Twitter transferred its search engine to the new platform in recent weeks, after working on the new back-end system for about six months, according to the company.
Twitter’s search engine ran on a system based on MySQL from Summize, a company Twitter acquired in mid-2008, but scaling up the system had become difficult.
The engineering team in charge of the project decided to do an extreme makeover of the search engine using a different technology: the open-source, text search engine Lucene, which is written in Java.
Twitter modified some aspects of Lucene, including its garbage collection, query termination, posting lists, and data structures and algorithms, and was left with an inverted, index-based search engine that scales much more and has better performance.

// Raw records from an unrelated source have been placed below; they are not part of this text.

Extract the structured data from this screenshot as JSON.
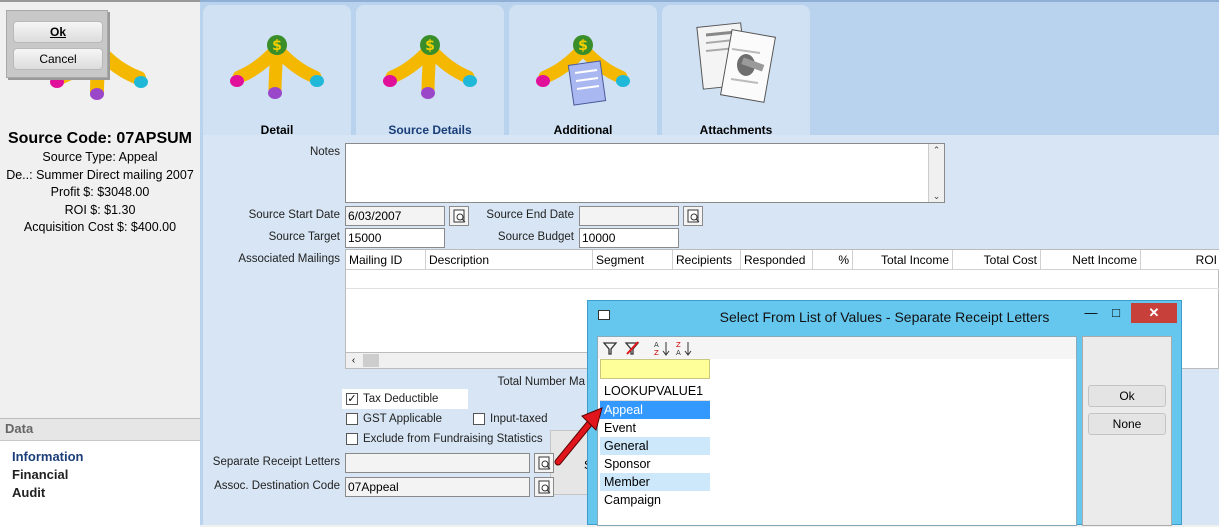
{
  "dialog_buttons": {
    "ok": "Ok",
    "cancel": "Cancel"
  },
  "summary": {
    "title": "Source Code: 07APSUM",
    "lines": [
      "Source Type: Appeal",
      "De..: Summer Direct mailing 2007",
      "Profit $: $3048.00",
      "ROI $: $1.30",
      "Acquisition Cost $: $400.00"
    ]
  },
  "data_panel": {
    "header": "Data",
    "items": [
      "Information",
      "Financial",
      "Audit"
    ]
  },
  "tabs": [
    {
      "label": "Detail",
      "icon": "money-hand-icon"
    },
    {
      "label": "Source Details",
      "icon": "money-hand-icon",
      "active": true
    },
    {
      "label": "Additional",
      "icon": "money-hand-notepad-icon"
    },
    {
      "label": "Attachments",
      "icon": "paperclip-documents-icon"
    }
  ],
  "form": {
    "notes_label": "Notes",
    "notes_value": "",
    "source_start_date_label": "Source Start Date",
    "source_start_date": "6/03/2007",
    "source_end_date_label": "Source End Date",
    "source_end_date": "",
    "source_target_label": "Source Target",
    "source_target": "15000",
    "source_budget_label": "Source Budget",
    "source_budget": "10000",
    "associated_mailings_label": "Associated Mailings",
    "total_number_label": "Total Number Ma",
    "tax_deductible": "Tax Deductible",
    "gst_applicable": "GST Applicable",
    "input_taxed": "Input-taxed",
    "exclude_fundraising": "Exclude from Fundraising Statistics",
    "separate_receipt_letters_label": "Separate Receipt Letters",
    "separate_receipt_letters": "",
    "assoc_destination_code_label": "Assoc. Destination Code",
    "assoc_destination_code": "07Appeal",
    "partial_button_1": "S",
    "partial_button_2": ""
  },
  "mailings_grid": {
    "columns": [
      "Mailing ID",
      "Description",
      "Segment",
      "Recipients",
      "Responded",
      "%",
      "Total Income",
      "Total Cost",
      "Nett Income",
      "ROI"
    ],
    "rows": []
  },
  "lov_dialog": {
    "title": "Select From List of Values - Separate Receipt Letters",
    "column_header": "LOOKUPVALUE1",
    "filter_value": "",
    "items": [
      "Appeal",
      "Event",
      "General",
      "Sponsor",
      "Member",
      "Campaign"
    ],
    "selected_index": 0,
    "ok": "Ok",
    "none": "None"
  },
  "colors": {
    "tab_bg": "#cfe1f3",
    "content_bg": "#d7e5f4",
    "dialog_frame": "#66c7ee",
    "selected_row": "#3399ff",
    "alt_row": "#cde8fb",
    "arrow": "#e0161c",
    "close_button": "#c7403a"
  }
}
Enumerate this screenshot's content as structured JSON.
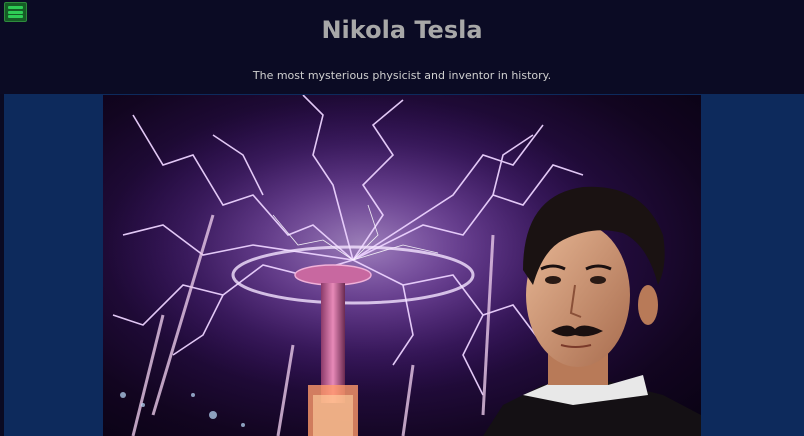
{
  "header": {
    "title": "Nikola Tesla",
    "subtitle": "The most mysterious physicist and inventor in history."
  },
  "menu": {
    "icon": "hamburger-menu-icon",
    "color": "#2ecc55"
  },
  "hero": {
    "image_description_icon": "tesla-portrait-with-lightning-coil"
  },
  "colors": {
    "page_background": "#0a0a22",
    "content_background": "#0d2a5c",
    "title_color": "#a8a8a8",
    "lightning": "#e8c8ff"
  }
}
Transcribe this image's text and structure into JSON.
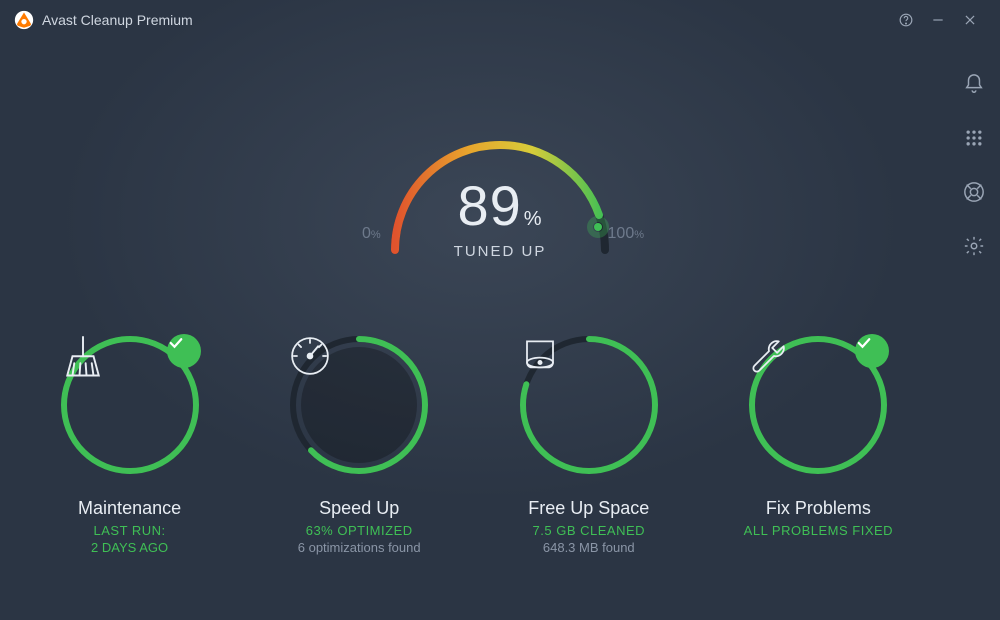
{
  "app_title": "Avast Cleanup Premium",
  "gauge": {
    "value": "89",
    "pct": "%",
    "label": "TUNED UP",
    "min": "0",
    "max": "100"
  },
  "tiles": [
    {
      "title": "Maintenance",
      "line1": "LAST RUN:",
      "line2": "2 DAYS AGO",
      "line2_green": true,
      "progress": 100,
      "badge": true,
      "icon": "broom"
    },
    {
      "title": "Speed Up",
      "line1": "63% OPTIMIZED",
      "line2": "6 optimizations found",
      "line2_green": false,
      "progress": 63,
      "badge": false,
      "icon": "speedometer"
    },
    {
      "title": "Free Up Space",
      "line1": "7.5 GB CLEANED",
      "line2": "648.3 MB found",
      "line2_green": false,
      "progress": 80,
      "badge": false,
      "icon": "disk"
    },
    {
      "title": "Fix Problems",
      "line1": "ALL PROBLEMS FIXED",
      "line2": "",
      "line2_green": false,
      "progress": 100,
      "badge": true,
      "icon": "wrench"
    }
  ]
}
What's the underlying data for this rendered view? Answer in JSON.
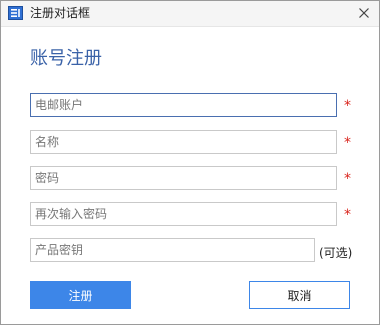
{
  "window": {
    "title": "注册对话框",
    "icon": "app-icon"
  },
  "heading": "账号注册",
  "fields": [
    {
      "placeholder": "电邮账户",
      "value": "",
      "required": true
    },
    {
      "placeholder": "名称",
      "value": "",
      "required": true
    },
    {
      "placeholder": "密码",
      "value": "",
      "required": true
    },
    {
      "placeholder": "再次输入密码",
      "value": "",
      "required": true
    },
    {
      "placeholder": "产品密钥",
      "value": "",
      "required": false
    }
  ],
  "required_mark": "*",
  "optional_label": "(可选)",
  "buttons": {
    "register": "注册",
    "cancel": "取消"
  },
  "colors": {
    "accent": "#3d86e8",
    "heading": "#3a62a8",
    "required": "#d9241c"
  }
}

Twitter fields 12,000 search queries per second—or more than 1 billion per day—and “tweets” become part of its search index less than 10 seconds after they are posted.
“We estimate that we're only using about 5 percent of the available backend resources, which means we have a lot of headroom. Our new indexer could also index roughly 50 times more Tweets per second than we currently get,” Twitter official Michael Busch wrote in a blog post.

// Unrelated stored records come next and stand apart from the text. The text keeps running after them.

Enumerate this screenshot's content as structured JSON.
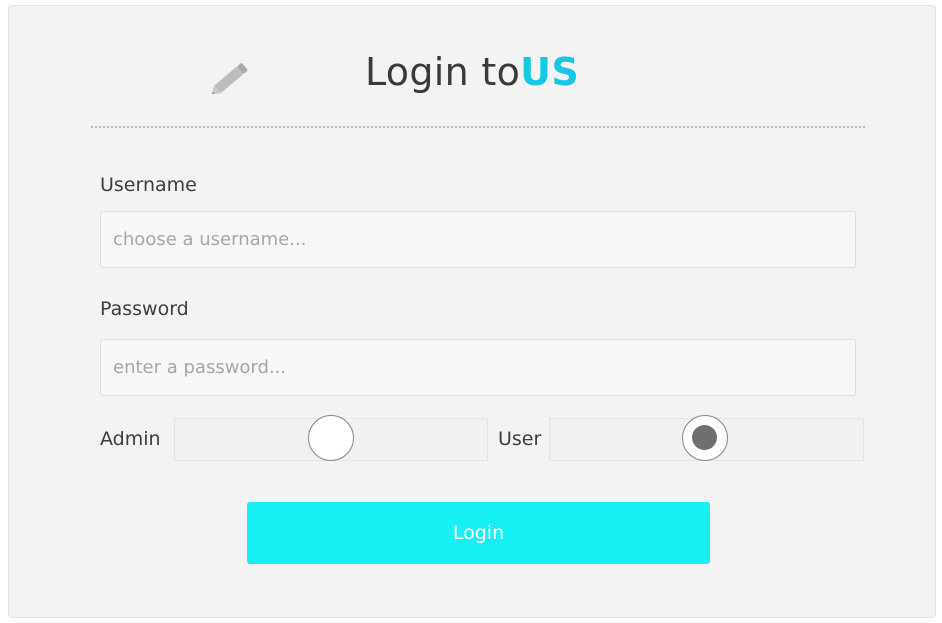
{
  "header": {
    "title_prefix": "Login to",
    "title_accent": "US",
    "icon": "pencil-icon"
  },
  "form": {
    "username_label": "Username",
    "username_placeholder": "choose a username...",
    "username_value": "",
    "password_label": "Password",
    "password_placeholder": "enter a password...",
    "password_value": "",
    "role_options": [
      {
        "label": "Admin",
        "selected": false
      },
      {
        "label": "User",
        "selected": true
      }
    ],
    "submit_label": "Login"
  },
  "colors": {
    "accent": "#18c6e8",
    "button": "#16f0f4",
    "card_background": "#f3f3f3"
  }
}
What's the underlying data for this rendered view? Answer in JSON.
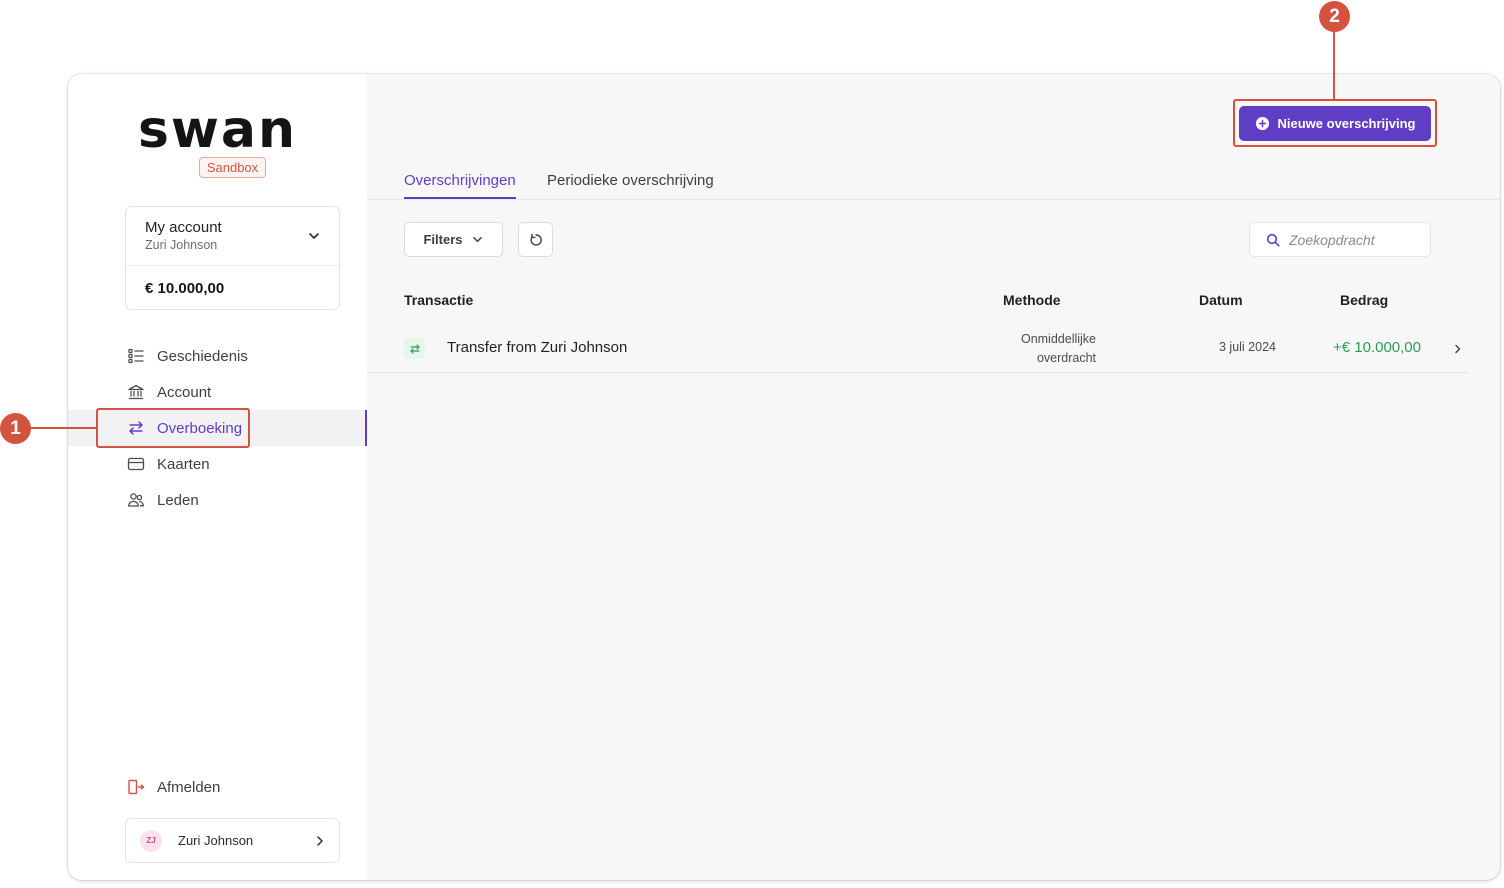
{
  "brand": {
    "logo_text": "swan",
    "env_badge": "Sandbox"
  },
  "account": {
    "name": "My account",
    "holder": "Zuri Johnson",
    "balance": "€ 10.000,00"
  },
  "sidebar": {
    "items": [
      {
        "label": "Geschiedenis",
        "icon": "list-icon"
      },
      {
        "label": "Account",
        "icon": "bank-icon"
      },
      {
        "label": "Overboeking",
        "icon": "transfer-icon",
        "active": true
      },
      {
        "label": "Kaarten",
        "icon": "card-icon"
      },
      {
        "label": "Leden",
        "icon": "members-icon"
      }
    ],
    "logout_label": "Afmelden"
  },
  "user": {
    "initials": "ZJ",
    "name": "Zuri Johnson"
  },
  "header": {
    "new_transfer_label": "Nieuwe overschrijving"
  },
  "tabs": [
    {
      "label": "Overschrijvingen",
      "active": true
    },
    {
      "label": "Periodieke overschrijving",
      "active": false
    }
  ],
  "toolbar": {
    "filters_label": "Filters",
    "search_placeholder": "Zoekopdracht"
  },
  "table": {
    "headers": {
      "transaction": "Transactie",
      "method": "Methode",
      "date": "Datum",
      "amount": "Bedrag"
    },
    "rows": [
      {
        "name": "Transfer from Zuri Johnson",
        "method_line1": "Onmiddellijke",
        "method_line2": "overdracht",
        "date": "3 juli 2024",
        "amount": "+€ 10.000,00"
      }
    ]
  },
  "annotations": {
    "marker1": "1",
    "marker2": "2"
  },
  "colors": {
    "accent": "#5f3dc4",
    "annotation": "#d4533f",
    "positive": "#2a9d55"
  }
}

Twitter will contribute back to the Lucene project the modifications and improvements it made to the code.
Although Twitter makes available its index of “tweets” to external search engines like Google and Microsoft’s Bing, its internal search engine is a key component of its microblogging service.
In addition to being the preferred vehicle among private citizens, public figures and companies for broadcasting short status updates, Twitter has become an increasingly valued repository of real-time data, tapped for following news, trends and collective musings.
To maximize the value of this “tweet” repository, the company must have a search engine that is fast, comprehensive and scalable, and its massive revamping of its search technology shows the company recognizes the importance of its internal search capabilities.